The debate topic we still need to hear.
Listen To You Tell Me Texas Friday 9/18/15
So far, so good as far as I’m concerned with respect to the GOP presidential debates. We have thus far been spared the Republican Clown Car of four years ago. There have been no “oops” moments. If the writers at Saturday Night Live were gleefully awaiting a rich source of new material, they have so far been disappointed.
Every candidate on the stage Wednesday night at the Reagan Library in Simi Valley, California would be preferable to Hillary Clinton. To a person, the candidates envision an America that can and will do better with the right leadership and they are for the most part doing a good job of saying so. It’s refreshing.
Yet something is still missing for me. What I’m not hearing from any candidate is what he or she will do concerning the fourth branch of government – the branch that is nowhere mentioned in the Constitution yet which holds more sway over everyday life in America than Congress or the president.
The fourth branch is, of course, the massive federal bureaucracy. Elections don’t matter to the fourth branch. With each successive administration – Democratic and Republican – the fourth branch gets bigger.
There is almost literally no part of daily life of any American anywhere that is not subject to some sort of federal oversight. Do you want to remodel your bathroom? You’ll need federally-approved shower heads and toilets. Does your business need to add a simple warehouse? You’ll need to make sure that it is designed with page upon page of ADA regulations taken into account. Do you own rural land? Be extremely careful that you don’t run afoul of the EPA’s hyper-aggressive interpretation of the Clean Water Act.
No federal agency ever gets smaller. None ever relinquishes power. Politicians come and go but bureaucrats are forever – and they know it. They have no regard for elections because they have no accountability to those that we elect. You can vote your congressman out of office. But federal employees are all but impossible to get rid of, no matter how lazy, incompetent or abusive.

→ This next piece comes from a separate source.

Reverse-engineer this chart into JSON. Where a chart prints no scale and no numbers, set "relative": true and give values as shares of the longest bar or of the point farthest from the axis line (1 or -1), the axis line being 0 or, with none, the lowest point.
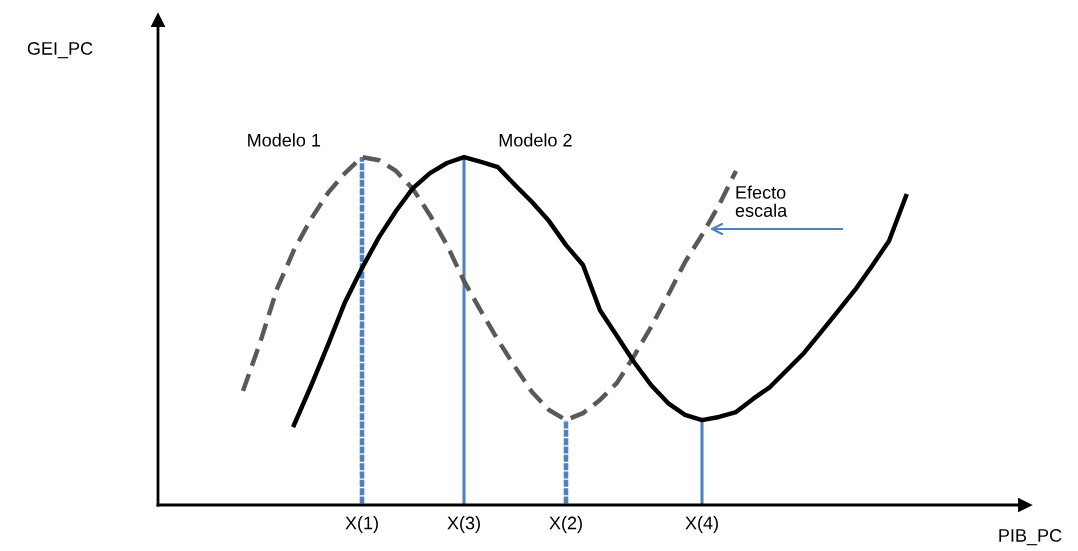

The ever-increasing federal payroll is stifling business creation, job growth, innovation, risk-taking and, ultimately, individual freedom. The steady increase in the number of federal employees with regulatory authority over ordinary citizens poses at least as big a threat to prosperity as does terrorism or the national debt.
Shrinking the federal bureaucracy is a formidable challenge – perhaps more formidable than defeating ISIS. No, that’s not hyperbole. The fourth branch is so deeply entrenched, so thoroughly cosseted and so vigorously protected by Democrats and unions that it can effectively resist most efforts to rein it in.
Nevertheless, if the next president wants to be remembered like Ronald Reagan – and have some future Republican debate held in his or her presidential library – he or she will take this challenge on with an unshakable resolve to prevail, whatever the cost.
If the next president really wants a legacy, bringing the federal bureaucracy to heel would be a good way to get it.